Curious: how do you implement MM filters, such as paging and compressed memory?  What about file system filters such as unionfs?

There are a lot of interesting things you can do in modern OSes.  Those capabilities also imply code running in dangerous places, like between the FS and the user, or on the virtual memory manager.

On Fri, Sep 14, 2018, 10:23 PM Andrew Warkentin <andreww591@gmail.com> wrote:
On 9/14/18, John <john.r.moser@gmail.com> wrote:
>
> Those processes with limited hardware access are able to do funny thing.
>
> The process that manages virtual memory, for example, can get into the
> memory space of any process running on the system.  It crosses all security
> boundaries.
>

Under UX/RT it will be impossible to load code into either the process
server or the kernel (which will be the most security-critical
components in the system), and both will be based on safer code (the
kernel will be seL4, and the process server will be written in Rust),
so the attack surface will be very small.

>
> If you load a rogue VFS driver, it can take over all file system access,
> injecting code into software and crossing all security boundaries.
>

Not on UX/RT. Filesystem servers will not be able to control the
entire VFS. They will only have control over filesystems they export.
In fact, they will not be able to access the VFS at all as anything
other than a client until another process mounts their filesystems (to
act as a filesystem server, a process will request a "port" from a
special filesystem built into the root server, and then some other
process, usually the mount command, will send a request to the root
server to mount the port on a directory, analogous to mounting a block
device in a conventional Unix).

>
> So imagine if you loaded a malicious network card driver into L4.  It's
> running Ring-3, it's passing IPC messages to the L4 kernel and to the TCP
> stack, it has its own memory space, and it's tampering with your connection
> and sending copies of bank data to a command and control server in Russia.
>
Yes, but the malware can't make itself persistent unless it was
installed some other way, since the network stack won't have
privileges to install software.
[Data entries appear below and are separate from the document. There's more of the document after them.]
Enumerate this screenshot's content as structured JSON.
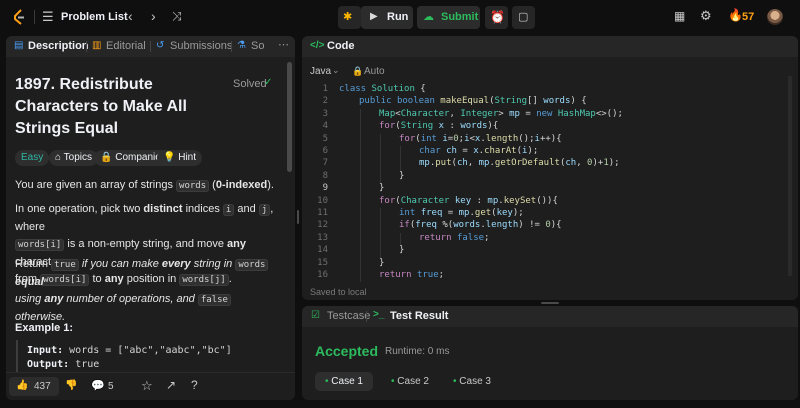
{
  "topbar": {
    "problem_list": "Problem List",
    "run": "Run",
    "submit": "Submit",
    "streak": "57"
  },
  "left": {
    "tabs": [
      "Description",
      "Editorial",
      "Submissions",
      "So"
    ],
    "title_lines": [
      "1897. Redistribute",
      "Characters to Make All",
      "Strings Equal"
    ],
    "status": "Solved",
    "tags": [
      "Easy",
      "Topics",
      "Companies",
      "Hint"
    ],
    "p1a": "You are given an array of strings ",
    "p1code": "words",
    "p1b": " (",
    "p1bold": "0-indexed",
    "p1c": ").",
    "p2a": "In one operation, pick two ",
    "p2bold1": "distinct",
    "p2b": " indices ",
    "p2code1": "i",
    "p2c": " and ",
    "p2code2": "j",
    "p2d": ", where",
    "p2code3": "words[i]",
    "p2e": " is a non-empty string, and move ",
    "p2bold2": "any",
    "p2f": " character",
    "p2g": "from ",
    "p2code4": "words[i]",
    "p2h": " to ",
    "p2bold3": "any",
    "p2i": " position in ",
    "p2code5": "words[j]",
    "p2j": ".",
    "p3a": "Return ",
    "p3code1": "true",
    "p3b": " if you can make ",
    "p3bold1": "every",
    "p3c": " string in ",
    "p3code2": "words",
    "p3bold2": "equal",
    "p3d": "using ",
    "p3bold3": "any",
    "p3e": " number of operations, and ",
    "p3code3": "false",
    "p3f": " otherwise.",
    "example_title": "Example 1:",
    "input_label": "Input:",
    "input_value": "words = [\"abc\",\"aabc\",\"bc\"]",
    "output_label": "Output:",
    "output_value": "true",
    "likes": "437",
    "comments": "5"
  },
  "editor": {
    "tab": "Code",
    "language": "Java",
    "auto": "Auto",
    "saved": "Saved to local",
    "line_numbers": [
      "1",
      "2",
      "3",
      "4",
      "5",
      "6",
      "7",
      "8",
      "9",
      "10",
      "11",
      "12",
      "13",
      "14",
      "15",
      "16"
    ]
  },
  "result": {
    "tabs": [
      "Testcase",
      "Test Result"
    ],
    "status": "Accepted",
    "runtime": "Runtime: 0 ms",
    "cases": [
      "Case 1",
      "Case 2",
      "Case 3"
    ],
    "accent": "#2cbb5d"
  }
}
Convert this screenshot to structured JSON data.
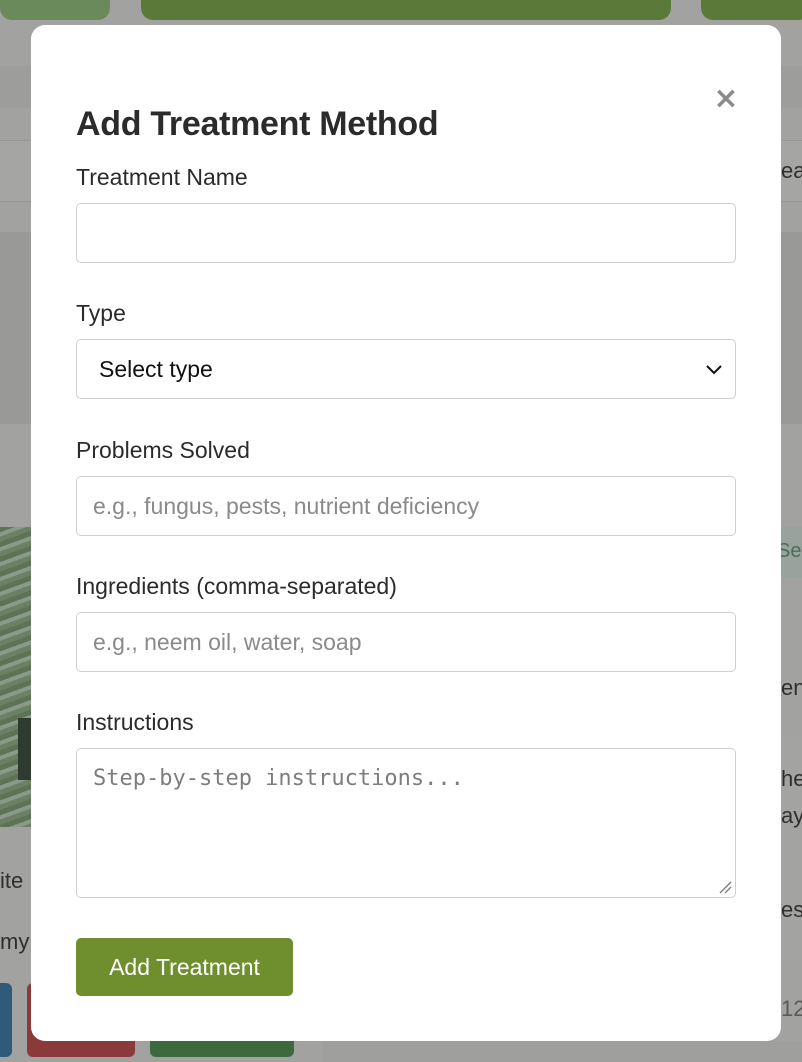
{
  "background": {
    "text_fragments": [
      "ea",
      "Set",
      "en",
      "he",
      "ay",
      "es",
      "ite",
      "my",
      "12"
    ]
  },
  "modal": {
    "title": "Add Treatment Method",
    "close_symbol": "×",
    "fields": {
      "name": {
        "label": "Treatment Name",
        "value": "",
        "placeholder": ""
      },
      "type": {
        "label": "Type",
        "selected": "Select type"
      },
      "problems": {
        "label": "Problems Solved",
        "value": "",
        "placeholder": "e.g., fungus, pests, nutrient deficiency"
      },
      "ingredients": {
        "label": "Ingredients (comma-separated)",
        "value": "",
        "placeholder": "e.g., neem oil, water, soap"
      },
      "instructions": {
        "label": "Instructions",
        "value": "",
        "placeholder": "Step-by-step instructions..."
      }
    },
    "submit_label": "Add Treatment"
  },
  "colors": {
    "accent": "#6f8f2f",
    "overlay": "#a2a2a1",
    "modal_bg": "#ffffff"
  }
}
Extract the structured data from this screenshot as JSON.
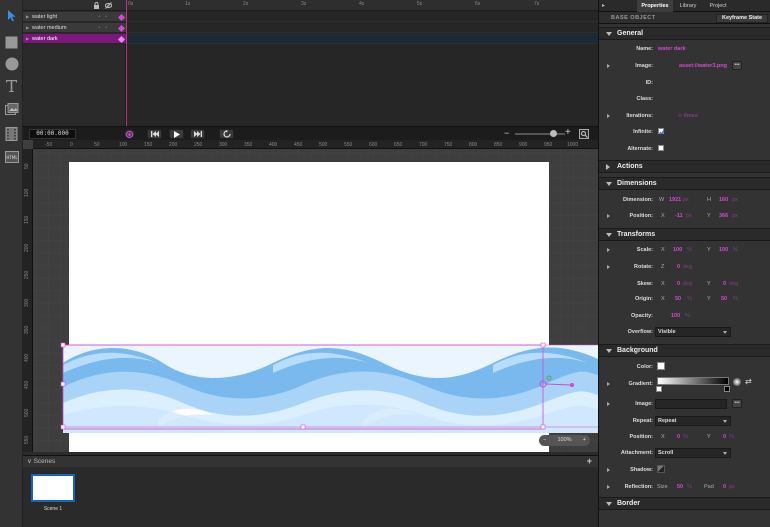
{
  "timeline": {
    "layers": [
      {
        "label": "water light",
        "selected": false
      },
      {
        "label": "water medium",
        "selected": false
      },
      {
        "label": "water dark",
        "selected": true
      }
    ],
    "ruler_ticks": [
      "0s",
      "1s",
      "2s",
      "3s",
      "4s",
      "5s",
      "6s",
      "7s"
    ],
    "timecode": "00:00.000"
  },
  "stage": {
    "h_ruler": [
      "-50",
      "0",
      "50",
      "100",
      "150",
      "200",
      "250",
      "300",
      "350",
      "400",
      "450",
      "500",
      "550",
      "600",
      "650",
      "700",
      "750",
      "800",
      "850",
      "900",
      "950",
      "1000"
    ],
    "v_ruler": [
      "50",
      "100",
      "150",
      "200",
      "250",
      "300",
      "350",
      "400",
      "450",
      "500",
      "550"
    ],
    "zoom_label": "100%"
  },
  "scenes": {
    "header": "Scenes",
    "items": [
      {
        "label": "Scene 1"
      }
    ]
  },
  "panel": {
    "tabs": [
      "Properties",
      "Library",
      "Project"
    ],
    "subheader": "BASE OBJECT",
    "keyframe_label": "Keyframe State",
    "general": {
      "title": "General",
      "name_label": "Name:",
      "name_value": "water dark",
      "image_label": "Image:",
      "image_value": "asset://water3.png",
      "id_label": "ID:",
      "class_label": "Class:",
      "iterations_label": "Iterations:",
      "iterations_value": "∞ times",
      "infinite_label": "Infinite:",
      "alternate_label": "Alternate:"
    },
    "actions": {
      "title": "Actions"
    },
    "dimensions": {
      "title": "Dimensions",
      "dimension_label": "Dimension:",
      "w_axis": "W",
      "w_value": "1921",
      "w_unit": "px",
      "h_axis": "H",
      "h_value": "160",
      "h_unit": "px",
      "position_label": "Position:",
      "x_axis": "X",
      "x_value": "-11",
      "x_unit": "px",
      "y_axis": "Y",
      "y_value": "366",
      "y_unit": "px"
    },
    "transforms": {
      "title": "Transforms",
      "scale_label": "Scale:",
      "scale_x_axis": "X",
      "scale_x": "100",
      "scale_x_unit": "%",
      "scale_y_axis": "Y",
      "scale_y": "100",
      "scale_y_unit": "%",
      "rotate_label": "Rotate:",
      "rotate_axis": "Z",
      "rotate_value": "0",
      "rotate_unit": "deg",
      "skew_label": "Skew:",
      "skew_x_axis": "X",
      "skew_x": "0",
      "skew_x_unit": "deg",
      "skew_y_axis": "Y",
      "skew_y": "0",
      "skew_y_unit": "deg",
      "origin_label": "Origin:",
      "origin_x_axis": "X",
      "origin_x": "50",
      "origin_x_unit": "%",
      "origin_y_axis": "Y",
      "origin_y": "50",
      "origin_y_unit": "%",
      "opacity_label": "Opacity:",
      "opacity_value": "100",
      "opacity_unit": "%",
      "overflow_label": "Overflow:",
      "overflow_value": "Visible"
    },
    "background": {
      "title": "Background",
      "color_label": "Color:",
      "gradient_label": "Gradient:",
      "image_label": "Image:",
      "repeat_label": "Repeat:",
      "repeat_value": "Repeat",
      "position_label": "Position:",
      "pos_x_axis": "X",
      "pos_x": "0",
      "pos_x_unit": "%",
      "pos_y_axis": "Y",
      "pos_y": "0",
      "pos_y_unit": "%",
      "attachment_label": "Attachment:",
      "attachment_value": "Scroll",
      "shadow_label": "Shadow:",
      "reflection_label": "Reflection:",
      "refl_size_axis": "Size",
      "refl_size": "50",
      "refl_size_unit": "%",
      "refl_pad_axis": "Pad",
      "refl_pad": "0",
      "refl_pad_unit": "px"
    },
    "border": {
      "title": "Border"
    }
  },
  "colors": {
    "accent": "#d24ad2",
    "selected_layer": "#7c177c",
    "playhead": "#c62d7a",
    "wave_light": "#dcefff",
    "wave_medium": "#a9d4f7",
    "wave_dark": "#7ab9ee"
  },
  "icons": {
    "select": "arrow-pointer-icon",
    "rect": "rectangle-icon",
    "ellipse": "ellipse-icon",
    "text": "text-icon",
    "image": "image-icon",
    "video": "video-icon",
    "html": "html-icon"
  }
}
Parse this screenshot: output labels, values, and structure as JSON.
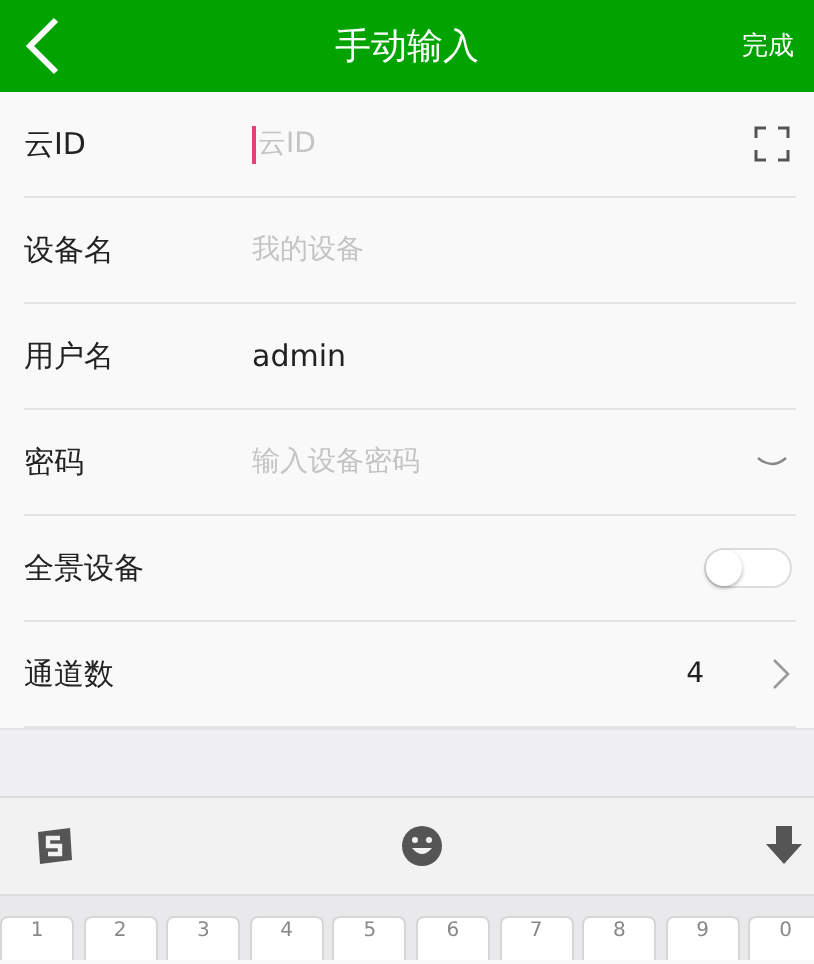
{
  "header": {
    "title": "手动输入",
    "action": "完成"
  },
  "fields": [
    {
      "kind": "text",
      "label": "云ID",
      "placeholder": "云ID",
      "focused": true,
      "scan": true
    },
    {
      "kind": "text",
      "label": "设备名",
      "placeholder": "我的设备",
      "focused": false,
      "scan": false
    },
    {
      "kind": "text",
      "label": "用户名",
      "value": "admin",
      "focused": false,
      "scan": false
    },
    {
      "kind": "password",
      "label": "密码",
      "placeholder": "输入设备密码",
      "focused": false
    },
    {
      "kind": "toggle",
      "label": "全景设备",
      "on": false
    },
    {
      "kind": "select",
      "label": "通道数",
      "value": "4"
    }
  ],
  "keyboard": {
    "keys": [
      {
        "digit": "1"
      },
      {
        "digit": "2"
      },
      {
        "digit": "3"
      },
      {
        "digit": "4"
      },
      {
        "digit": "5"
      },
      {
        "digit": "6"
      },
      {
        "digit": "7"
      },
      {
        "digit": "8"
      },
      {
        "digit": "9"
      },
      {
        "digit": "0"
      }
    ]
  }
}
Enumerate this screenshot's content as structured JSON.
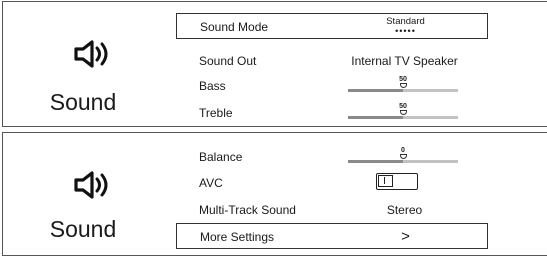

Under UX/RT, only the package manager
or a shell session with the proper administrative role will be allowed
to install software. The package manager will have a "locked open"
verification scheme based on reproducible builds, where multiple
mirrors controlled by different organizations in different countries
will all build the same source from the same commit and sign the
package if the binary matches, which will require all changes to be on
the record, and replacing a verified package with a non-verified one
will fail unless explicitly overridden.